Bank Indonesia telah menurunkan suku bunga sejak 2024 untuk mendorong pertumbuhan ekonomi. Kebijakan ini membantu aktivitas ekonomi, tapi punya konsekuensi pada nilai tukar. Selisih imbal hasil dengan negara lain menjadi lebih sempit. Daya tarik aset rupiah pun berkurang.
Di sisi lain, pengetatan suku bunga berisiko menekan pertumbuhan. Bank sentral berada di posisi sulit dalam menentukan arah kebijakan. Menahan suku bunga dipilih untuk menjaga keseimbangan. Situasi ini menunjukkan keterbatasan ruang gerak dalam menjaga stabilitas rupiah.
6. Dampak pelemahan rupiah terhadap ekonomi

Hingga saat ini, pelemahan rupiah belum berdampak besar pada inflasi.
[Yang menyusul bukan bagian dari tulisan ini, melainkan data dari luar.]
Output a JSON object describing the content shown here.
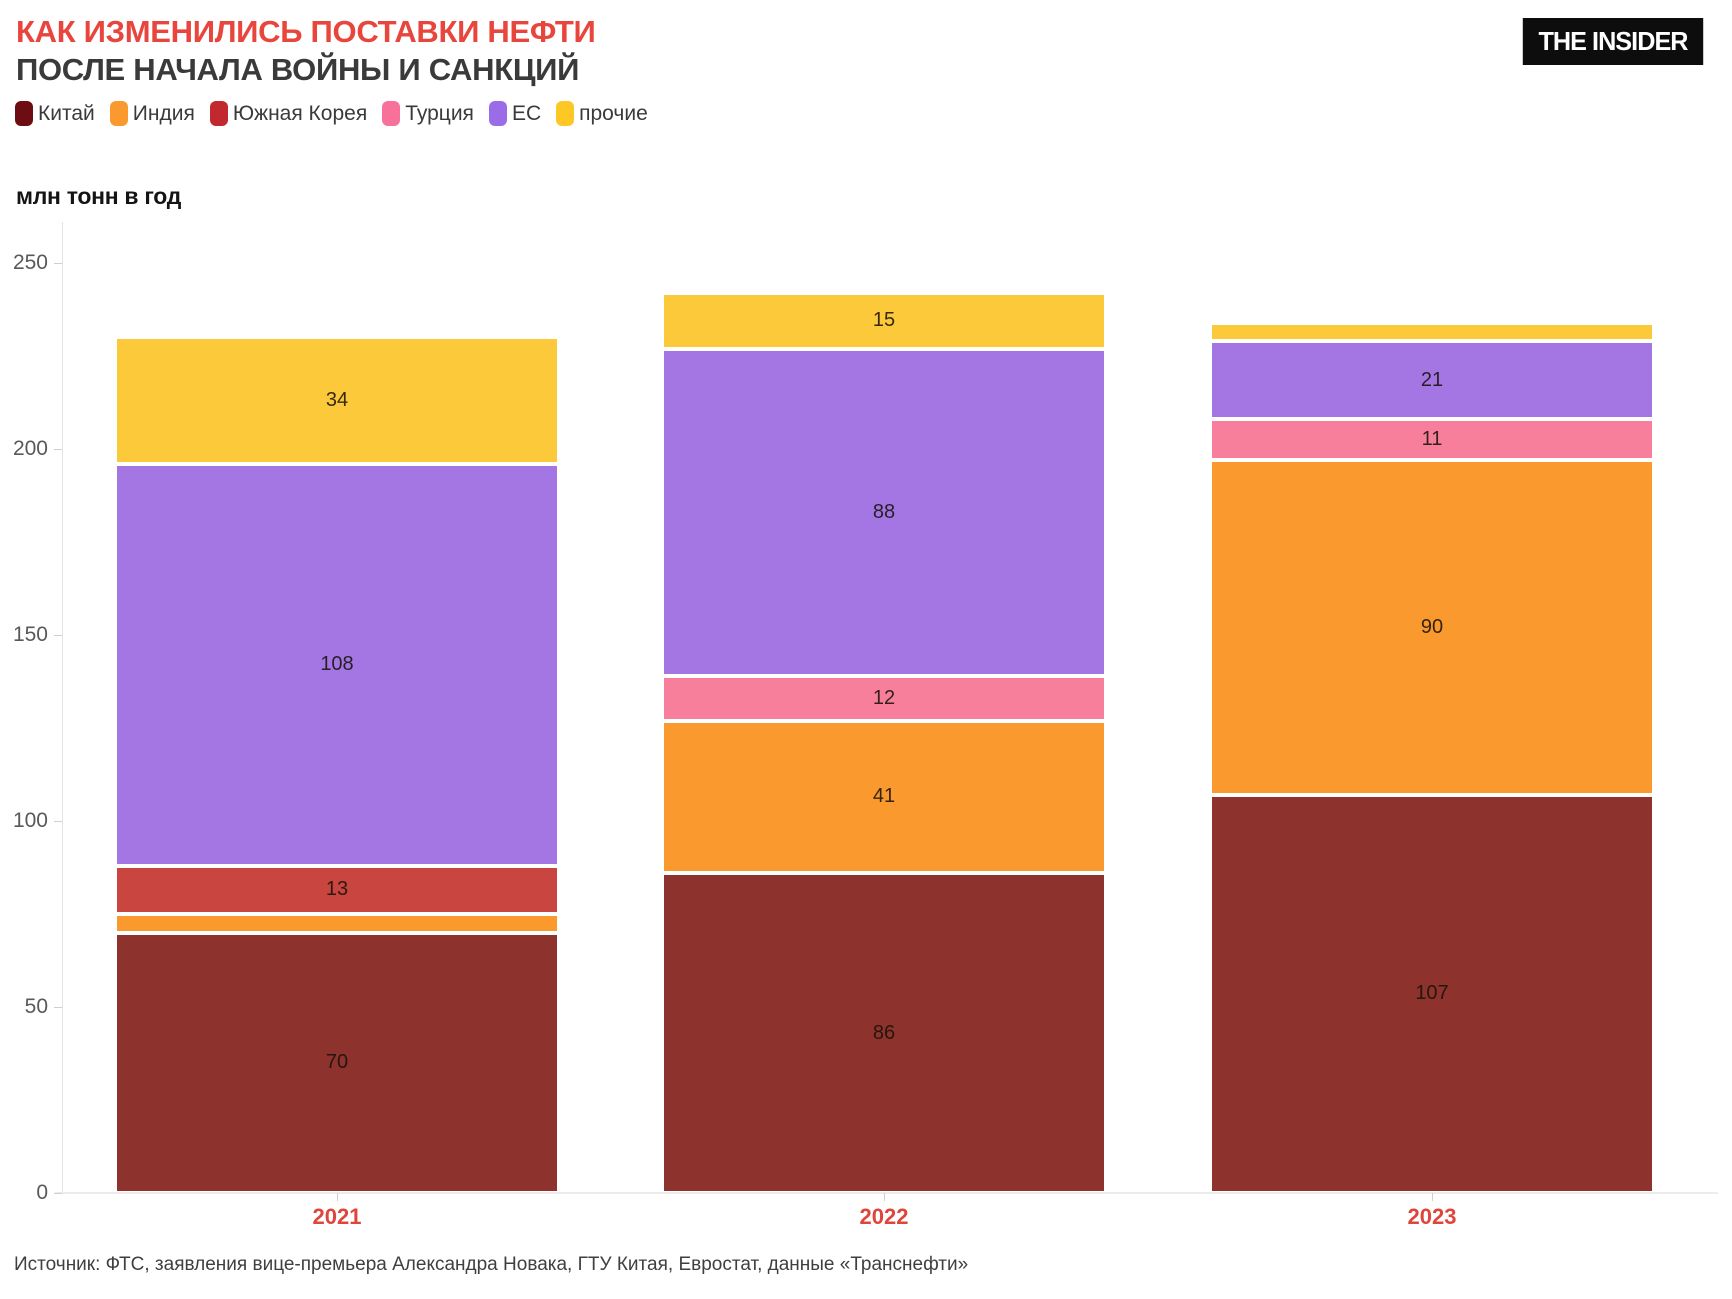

Harga-harga masih berada dalam kisaran target bank sentral. Kondisi ini memberi sedikit ruang aman bagi daya beli masyarakat. Namun, risiko tetap ada jika pelemahan berlanjut.
Sektor yang bergantung pada impor mulai menghadapi tekanan biaya. Industri farmasi, kosmetik, dan baja termasuk yang paling terdampak. Beban subsidi energi dan pembayaran utang luar negeri pemerintah juga berpotensi meningkat. Tekanan lanjutan bisa mempersempit ruang fiskal ke depan.
Pelemahan rupiah di tengah melemahnya dolar AS bukan terjadi tanpa alasan. Faktor domestik seperti defisit anggaran, isu kelembagaan, dan kebutuhan dolar musiman memegang peran besar.
Kondisi ini menegaskan bahwa nilai tukar bukan hanya ditentukan oleh arah mata uang global. Kepercayaan pasar terhadap stabilitas kebijakan dalam negeri menjadi kunci utama. Selama faktor-faktor tersebut belum sepenuhnya mereda, rupiah masih akan menghadapi tekanan.